Alas! upon some starry height,
The Gods of Excellence to please,
This hand of mine will never smite
The Harp of High Serenities.
Mere minstrel of the street am I,
To whom a careless coin you fling;
But who, beneath the bitter sky,
Blue-lipped, yet insolent of eye,
Can shrill a song of Spring;
A song of merry mansard days,
The cheery chimney-tops among;
Of rolics and of roundelays
When we were young . . . when we were young;
A song of love and lilac nights,
Of wit, of wisdom and of wine;
Of Folly whirling on the Heights,
Of hunger and of hope divine;
Of Blanche, Suzette and Celestine,
And all that gay and tender band
Who shared with us the fat, the lean,
The hazard of Illusion-land;
When scores of Philistines we slew
As mightily with brush and pen
We sought to make the world anew,
And scorned the gods of other men;
When we were fools divinely wise,
Who held it rapturous to strive;
When Art was sacred in our eyes,
And it was Heav'n to be alive. . . .

O days of glamor, glory, truth,
To you to-night I raise my glass;
O freehold of immortal youth,
Bohemia, the lost, alas!
O laughing lads who led the romp,
Respectable you've grown, I'm told;
Your heads you bow to power and pomp,
You've learned to know the worth of gold.
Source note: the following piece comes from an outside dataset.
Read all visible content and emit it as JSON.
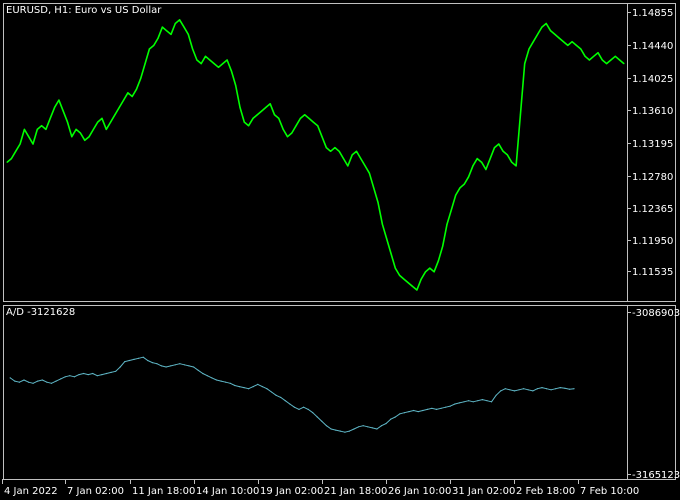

O merry maids who shared our cheer,
Your eyes are dim, your locks are gray;
And as you scrub I sadly fear
Your daughters speed the dance to-day.
O windmill land and crescent moon!
O Columbine and Pierrette!
To you my old guitar I tune
Ere I forget, ere I forget. . . .

So come, good men who toil and tire,
Who smoke and sip the kindly cup,
Ring round about the tavern fire
Ere yet you drink your liquor up;
And hear my simple songs of earth,
Of youth and truth and living things;
Of poverty and proper mirth,
Of rags and rich imaginings;
Of cock-a-hoop, blue-heavened days,
Of hearts elate and eager breath,
Of wonder, worship, pity, praise,
Of sorrow, sacrifice and death;
Of lusting, laughter, passion, pain,
Of lights that lure and dreams that thrall . . .
And if a golden word I gain,
Oh, kindly folks, God save you all!
And if you shake your heads in blame . . .
Good friends, God love you all the same.